You can see the full Javascript source on the example page. But a few salient points: It’s a constant annoyance, but you can’t just go looking for page elements based on calls in a script at the top of the page. The script fires off before the page is even downloaded, let alone built, and will just come back and say “duh, I can’t find any images.” So it’s best to put a trap of some kind in the beginning that times out for a few milliseconds until it finally comes back with something. The preferred way is to look for a specific element based on a known ID. Since I don’t know what ID you’ll be assigning to anything on your page, this just looks for the array of images. Once that’s there, it can start looking through them. I’ve classed the images I want ragged as class=”ragged”.

var stem = images[i].src.match(/(http(s?):\/\/[^/]*)/);
var newimage = images[i].src.replace(/http(s?):\/\/[^/]*\//,”);
var requestURI = stem[0] + ‘/cgi-bin/rag.pl?image=’ + newimage + “&align=” + images[i].align;
sendRequest(requestURI,images[i],handleRequest);
}
}

Here we take the source of the image and separate out the URL stem from the URL path. The path is passed along to the Ajax call, along with the images "align" value, in a query string. The sendRequest uses a stock set of Ajax calls I picked up from Quirksmode.

Once we have our series of numbers back we hide the original image:

image.style.display = ‘none’;

Note that this has to be done before the next steps.

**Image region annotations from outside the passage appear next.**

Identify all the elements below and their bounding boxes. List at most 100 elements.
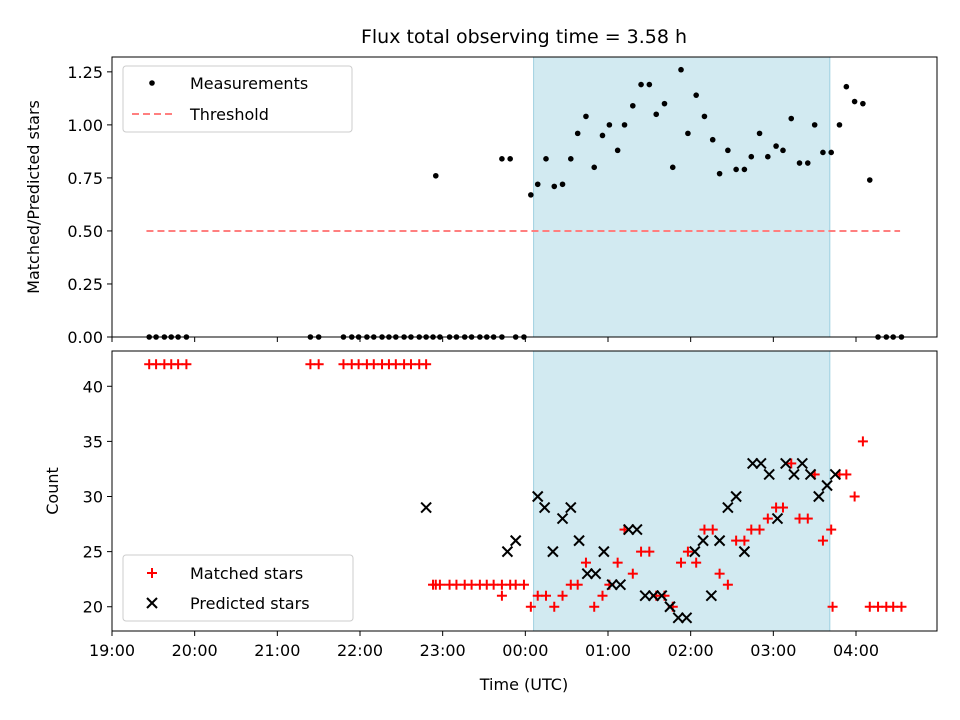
measurement-point [773,143,779,149]
x-tick-label: 02:00 [668,641,714,660]
measurement-point [507,156,513,162]
measurement-point [551,183,558,190]
measurement-point [804,160,811,166]
matched-star-point [691,557,702,568]
predicted-star-point [829,468,842,481]
x-tick-label: 22:00 [337,641,383,660]
measurement-point [606,122,613,128]
bottom-y-tick-label: 35 [83,432,103,451]
top-y-ticks: 0.00 0.25 0.50 0.75 1.00 1.25 [67,63,112,347]
x-tick-label: 00:00 [502,641,548,660]
bottom-y-tick-label: 20 [83,598,103,617]
x-tick-label: 20:00 [172,641,218,660]
measurement-point [653,111,660,118]
top-shaded-region [533,56,831,338]
predicted-star-point [680,612,693,624]
measurement-point [851,98,858,105]
measurement-point [591,164,598,171]
x-tick-label: 04:00 [833,641,879,660]
top-y-tick-label: 0.00 [67,328,103,347]
predicted-star-point [821,479,833,492]
predicted-star-point [573,534,585,547]
top-y-tick-label: 0.25 [67,275,103,294]
predicted-star-point [804,468,817,481]
predicted-star-point [763,468,775,481]
x-tick-label: 03:00 [750,641,796,660]
measurement-point [574,130,581,137]
measurement-point [583,113,589,120]
matched-star-point [597,590,608,601]
predicted-star-point [420,501,432,514]
legend-measurements-label: Measurements [190,74,308,93]
measurement-point [701,113,708,120]
measurement-point [765,153,771,160]
top-x-ticks [111,337,857,342]
matched-star-point [505,579,516,590]
predicted-star-point [532,490,544,503]
predicted-star-point [647,590,660,602]
predicted-star-point [813,490,825,503]
matched-star-point [525,601,536,612]
top-plot-frame [111,56,938,338]
measurement-point [669,164,676,171]
measurement-point [543,156,549,162]
measurement-point [709,136,716,143]
x-tick-label: 19:00 [89,641,135,660]
predicted-star-point [656,590,668,602]
predicted-star-point [755,457,767,470]
matched-star-point [786,458,797,469]
measurement-point [843,83,850,90]
predicted-star-point [589,567,602,580]
top-y-tick-label: 1.25 [67,63,103,82]
matched-star-point [777,502,788,513]
measurement-point [678,66,684,73]
legend-predicted-marker [146,597,158,609]
matched-star-point [421,359,432,370]
x-tick-label: 23:00 [420,641,466,660]
predicted-star-point [598,545,610,558]
predicted-star-point [796,457,808,470]
legend-threshold-label: Threshold [189,105,269,124]
measurement-point [796,160,803,166]
matched-star-point [676,557,687,568]
matched-star-point [627,568,638,579]
legend-predicted-label: Predicted stars [190,594,310,613]
predicted-star-point [501,545,514,558]
measurement-point [621,122,628,128]
predicted-star-point [614,578,627,591]
bottom-y-tick-label: 40 [83,377,103,396]
matched-star-point [541,590,551,601]
measurement-point [693,92,699,98]
legend-matched-marker [147,568,157,578]
measurement-point [756,130,763,137]
bottom-y-tick-label: 25 [83,543,103,562]
matched-star-point [707,524,718,535]
matched-star-point [518,579,529,590]
measurement-point [528,192,534,198]
matched-star-point [430,579,441,590]
matched-star-point [827,601,838,612]
matched-star-point [557,590,568,601]
measurement-point [559,181,566,188]
matched-star-point [896,601,907,612]
x-axis-label: Time (UTC) [479,675,568,694]
matched-star-point [817,535,828,546]
chart-title: Flux total observing time = 3.58 h [361,26,687,48]
predicted-star-point [538,501,551,514]
predicted-star-point [547,545,559,558]
predicted-star-point [581,567,594,580]
measurement-point [733,166,739,173]
measurement-point [820,149,826,156]
matched-star-point [580,557,591,568]
measurement-point [866,177,873,183]
predicted-star-point [697,534,709,547]
measurement-point [716,170,723,177]
measurement-point [741,166,748,173]
matched-star-point [549,601,560,612]
predicted-star-point [746,457,759,470]
matched-star-point [762,513,773,524]
top-y-tick-label: 1.00 [67,116,103,135]
matched-star-point [802,513,813,524]
measurement-point [630,102,636,109]
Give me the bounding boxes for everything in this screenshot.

If it comes after, IE7 will not hide it, or even remove it.

var newDivWidths = req.responseText.split(” “);
for ( i=0; i var newDiv = document.createElement('div');
newDiv.style.width = newDivWidths[i] + 'px';
newDiv.className = 'ragged' + image.align;
newDiv.style.backgroundImage = 'url(' + image.src + ')';
//uncomment this next line to see where the edges of the new divs are
//newDiv.style.border = "1px solid #f00";
var topPosition = -i * 10; //alert(topPosition + 'px ' + image.align);
newDiv.style.backgroundPosition = image.align + ' ' + topPosition + 'px ';
if ( newDiv.style.width) { image.parentNode.insertBefore(newDiv,image) }
}

After separating the numbers, we step through them one-by-one and create a div element, set its pixel width to the value, assign the right class name, and set the background image as the original image. Then we can set the offset of the background image, moving it 10 pixels for each div so that it lines up seamlessly with the next. Then we insert this new div into the document object.

The last piece is the add some css classes to accommodate these new divs:

div.raggedright { float: right; margin: 0 0 0 15px; clear: right; height: 10px; padding: 0; font-size:1px}
div.raggedleft { float: left; margin: 0 15px 0 0; clear: left; height:10px; padding: 0; font-size:1px }

The font-size is necessary for IE7. Without it, even with the divs empty IE7 arbitrarily makes the divs tall enough to accommodate text, with unfortunate results. I thought they fixed the expanding box problem?

The result, in crude form, is here. The image on the left is one continuous gif some 400 pixels high, but by slicing it into 40 or so pieces and floating them all left, the text flows around them in a shapely way. I’ve only looked at in in IE7 and Firefox 2, let me know if you find anything strange in other browsers.